Но этим еще не кончились страдания государя, в полной мере заслужившего название несчастного. Впоследствии неблагодарные подданные выдали его как пленника полякам. Увезенный в Варшаву, он должен был видеть торжество Польши над бедным отечеством своим, должен был перенести всю меру унижения для царя русского ‑ быть невольником в столице польской! Но он перенес его с честью, достойной знаменитой короны, четыре года украшавшей его голову. Это можно видеть из следующих немногих слов, сказанных им в минуту, самую горькую для него и самую приятную для поляков.

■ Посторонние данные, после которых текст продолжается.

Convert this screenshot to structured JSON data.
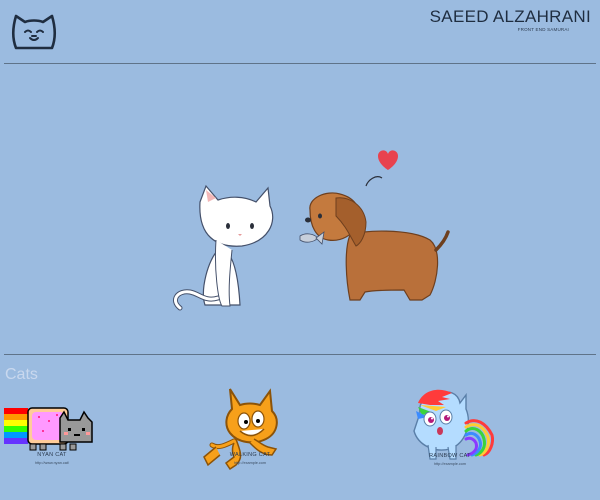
{
  "header": {
    "title": "SAEED ALZAHRANI",
    "subtitle": "FRONT END SAMURAI",
    "logo_icon": "cat-face-icon"
  },
  "hero": {
    "image": "cat-meets-dog-with-fish-and-heart"
  },
  "section": {
    "title": "Cats"
  },
  "cards": [
    {
      "name": "NYAN CAT",
      "link": "http://www.nyan.cat/",
      "image": "nyan-cat"
    },
    {
      "name": "WALKING CAT",
      "link": "http://example.com",
      "image": "scratch-walking-cat"
    },
    {
      "name": "RAINBOW CAT",
      "link": "http://example.com",
      "image": "rainbow-cat"
    }
  ],
  "colors": {
    "background": "#9bbbe0",
    "text_dark": "#1f2d40",
    "section_title": "#c9d8ee",
    "divider": "#5f7389"
  }
}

Когда во время торжественного представления Василия при дворе польском гордый Сигизмунд со всей надменностью победителя принимал своего царственного пленника, сидя на великолепном троне, поляки хотели, чтобы он поклонился королю, ‑ Василий с благородной гордостью отвечал им: «Царь московский не кланяется королям! По воле Бога я пленник, но взят не вашими руками: меня выдали вам мои подданные ‑ изменники». Такая твердость и чувство собственного достоинства в положении безнадежном удивили поляков и заставили их уважать Василия.

Оплакивая бедствия милого отечества, оплакивая собственную судьбу и судьбу семейства своего, Шуйский жил в замке Гостинском, близ Варшавы, и там скончался 12 сентября 1612 года. Там же умерли и братья его, вместе с ним привезенные в Польшу. Сигизмунд поставил над могилой Василия памятник. Гордая надпись говорила прохожим о торжестве короля и унижении русских. Поляки 23 года величались этой славной для них гробницей и только в 1636 году вынуждены были отдать ее России.

Может быть, читатели мои с сердечным участием и нетерпением спросят меня: «Что же в это время делалось с отечеством нашим? Кто управлял им, когда несчастный государь его кончил жизнь в земле врагов своих? Кто защищал его? Кто заботился о нем?» О друзья мои! Оно было несчастнее, чем когда‑нибудь: в нем не было царя! Этого довольно, чтобы дать вам понять весь ужас тогдашнего положения наших предков.